For over a year, Cardi B has been facing a lawsuit from the model Kevin Brophy Jr. over the appearance of his back tattoo on the artwork of Cardi B’s debut 2016 mixtape Gangsta Bitch Music Vol. 1.
The guy going down on Cardi B on her mixtape cover is deeply offended because he claims he never posed for the photo, neither did he ever sign off on his image being used in such a sexual manner.
Brophy claimed that Cardi B used his likeness without as her mixtape artwork his permission; in “a misleading, offensive, humiliating and provocatively sexual way”.
On Friday, a judge rejected Cardi’s argument that the image is protected under transformative fair use; ruling that the case will head to a jury trial, The Hollywood Reporter reports.

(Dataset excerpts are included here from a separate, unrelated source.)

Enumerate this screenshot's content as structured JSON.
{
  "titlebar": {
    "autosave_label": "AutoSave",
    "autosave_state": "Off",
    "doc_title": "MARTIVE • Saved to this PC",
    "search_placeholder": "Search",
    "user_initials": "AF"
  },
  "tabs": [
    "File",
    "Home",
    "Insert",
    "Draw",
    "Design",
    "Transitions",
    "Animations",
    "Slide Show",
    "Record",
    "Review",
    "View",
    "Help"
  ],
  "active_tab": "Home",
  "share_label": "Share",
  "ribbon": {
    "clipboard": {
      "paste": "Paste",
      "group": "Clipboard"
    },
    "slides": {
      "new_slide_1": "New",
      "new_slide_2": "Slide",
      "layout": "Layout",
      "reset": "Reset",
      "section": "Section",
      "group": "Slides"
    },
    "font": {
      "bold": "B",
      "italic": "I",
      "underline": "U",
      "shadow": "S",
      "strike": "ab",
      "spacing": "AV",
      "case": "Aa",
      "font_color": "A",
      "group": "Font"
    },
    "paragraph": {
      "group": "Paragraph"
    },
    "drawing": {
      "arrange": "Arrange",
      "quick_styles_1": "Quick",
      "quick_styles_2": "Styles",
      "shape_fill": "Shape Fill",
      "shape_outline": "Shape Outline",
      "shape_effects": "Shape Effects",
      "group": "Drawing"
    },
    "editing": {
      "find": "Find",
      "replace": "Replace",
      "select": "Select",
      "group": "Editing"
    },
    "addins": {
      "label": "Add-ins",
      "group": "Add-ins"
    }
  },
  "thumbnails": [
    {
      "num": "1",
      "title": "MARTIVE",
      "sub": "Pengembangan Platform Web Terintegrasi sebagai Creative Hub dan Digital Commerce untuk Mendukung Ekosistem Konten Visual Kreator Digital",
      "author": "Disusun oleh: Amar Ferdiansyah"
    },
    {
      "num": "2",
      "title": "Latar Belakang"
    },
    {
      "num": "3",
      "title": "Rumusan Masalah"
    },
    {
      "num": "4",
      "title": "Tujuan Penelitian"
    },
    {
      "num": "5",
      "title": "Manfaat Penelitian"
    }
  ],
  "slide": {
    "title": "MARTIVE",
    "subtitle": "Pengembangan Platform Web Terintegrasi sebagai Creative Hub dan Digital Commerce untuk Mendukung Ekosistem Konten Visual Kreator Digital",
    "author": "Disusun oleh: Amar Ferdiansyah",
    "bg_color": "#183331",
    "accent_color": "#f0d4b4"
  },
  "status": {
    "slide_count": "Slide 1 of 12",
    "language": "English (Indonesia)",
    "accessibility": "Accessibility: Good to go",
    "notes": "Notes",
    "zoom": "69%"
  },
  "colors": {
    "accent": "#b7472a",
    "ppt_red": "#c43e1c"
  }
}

“To constitute a transformative fair use, the revised image must have significant transformative or creative elements to make it something more than mere likeness or imitation,” U.S. District Court Judge Cormac Carney wrote, according to THR.
“A reasonable jury, in this case, could conclude that there are insufficient transformative or creative elements on the GBMV1 cover to constitute a transformative use of Plaintiff’s tattoo.”
Cardi B’s prospective tattoo trial adds to other pending legal actions over the use of tattoos; including one against the WWE for copying a wrestler’s tattoo for video games.
This is not the first time Cardi B has had run-ins with the law. Last year, the WAP hitmaker faced assault charges; after she allegedly ordered an attack on two sisters; one of whom had an affair with her serial cheater of a husband, Offset.